There are more problems like this, but I'll stop here. The point is that we only know how to solve specific problems. Nobody has ever made any progress in developing a program which automatically explores a theory and finds solutions to new problems. Saying that we will solve this problem within 10 years is the same as saying that we will solve teleportation in 10 years. There is zero real progress in the problem, so what data are you extrapolating from?
If you prefer a more "established" way:
Common systems for computer-checked proofs are Isabelle/HOL, Coq and Agda (the latter is often commonly "only" called a programming language, but also has been used for this purpose).
For Isabelle/HOL (https://isabelle.in.tum.de/) I only know the official documentation as a resource: https://isabelle.in.tum.de/documentation.html
For Coq (https://coq.inria.fr/) a good book book is "Coq'Art: The Calculus of Inductive Constructions" by Yves Bertot and Pierre Castéran. Unluckily it is not (legally) freely available.
Finally for Agda (http://wiki.portal.chalmers.se/agda/pmwiki.php) I recommend reading Ulf Norell's PhD thesis "Towards a practical programming language based on dependent type theory" and the more introductory paper "Dependently Typed Programming in Agda".
Both texts are available at http://www.cse.chalmers.se/~ulfn/
It teaches the foundation of software with simply typed lambda calculus, but also teaches how to use coq and use it for software verification. I found it more approachable than Coq'Art, which is also very good but I'd suggest starting with SF first then read Coq'Art.
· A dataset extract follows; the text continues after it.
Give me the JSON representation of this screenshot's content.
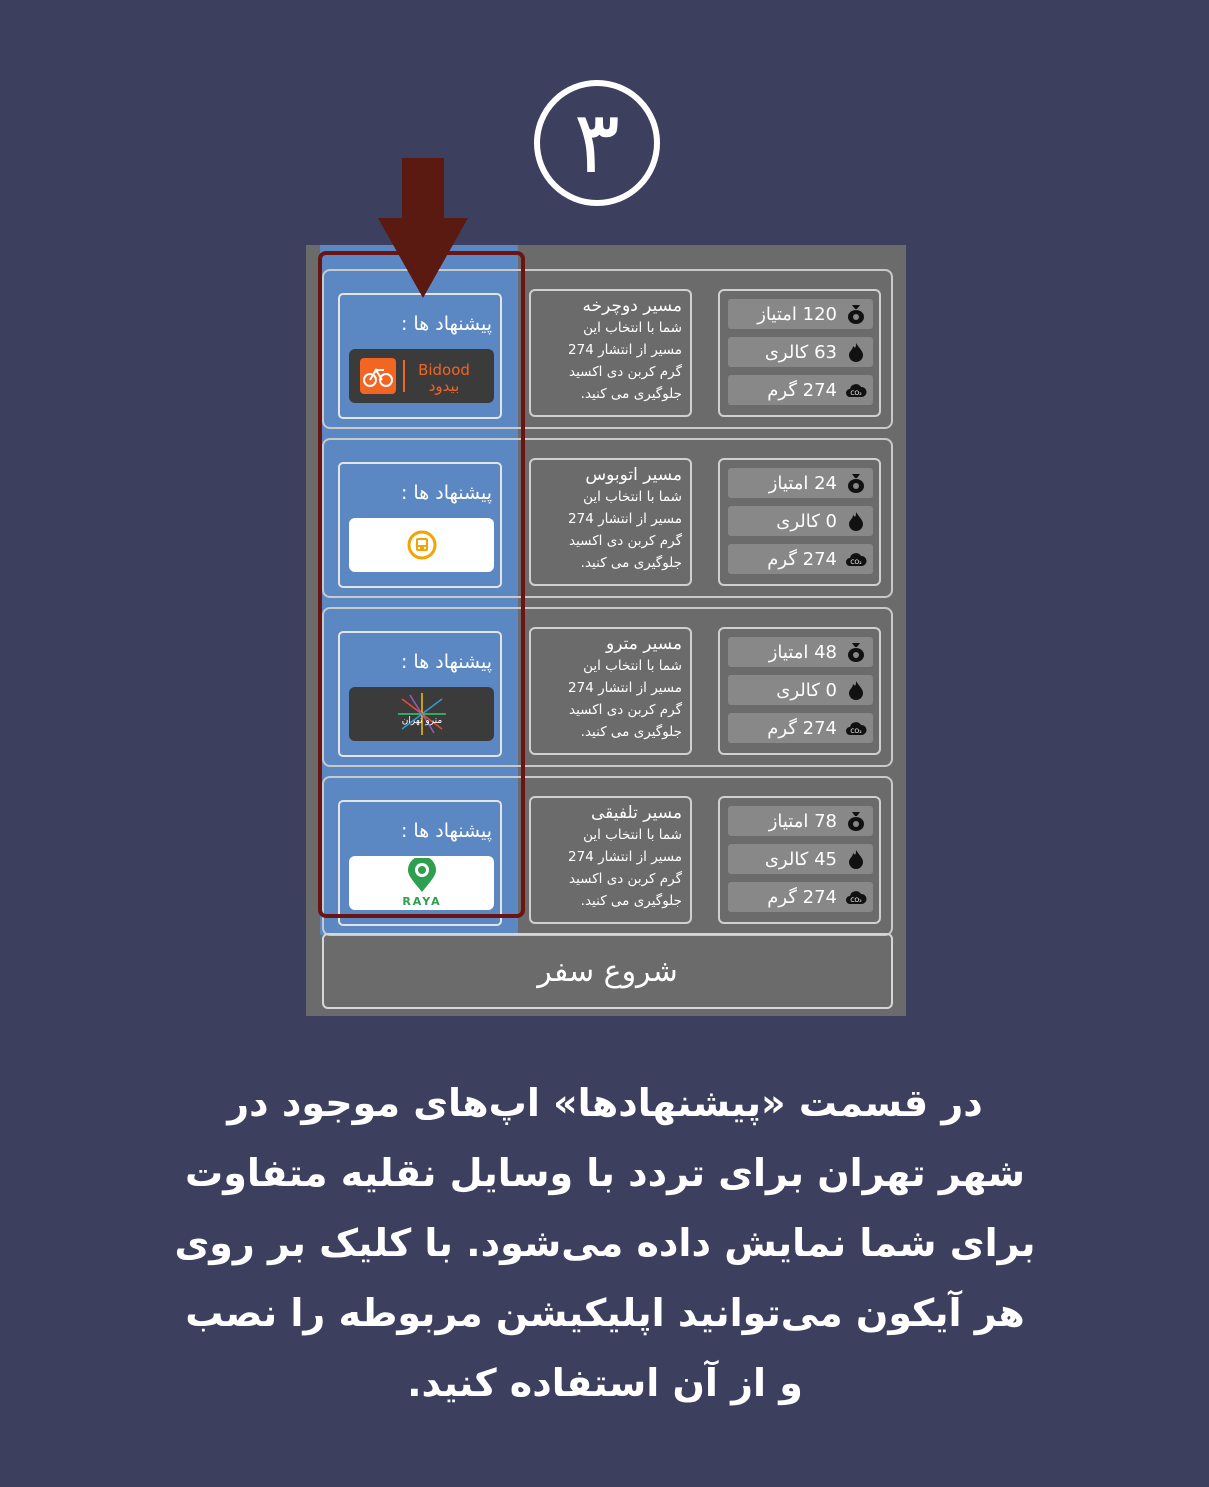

Most work in the field is using Coq or HOL. The second one applies to seL4. I don't think it will help you understand it much given the complexity of that work. You might have better luck looking at Myreen's verifications of LISP 1.5 or CakeML in Isabelle/HOL. Or even their verification of HOL itself.
I don't see that specifying system software is any easier - getting a specification in machine format is surely more-or-less equivalent to writing the program, and the specification is likely to not encode every single desire correctly - i.e. the spec will have bugs?
Or, in other words - you might not be proving what you think you're proving. You're proving what the code says you're proving, which is an entirely different thing.
It's baffling why inadequacy in system software writing is tolerated. But it is. This being said, don't assume prices will come down.
This is almost identical to saying computer programming will be automated within 10 years. It's much, much closer to general AI than it is to Go.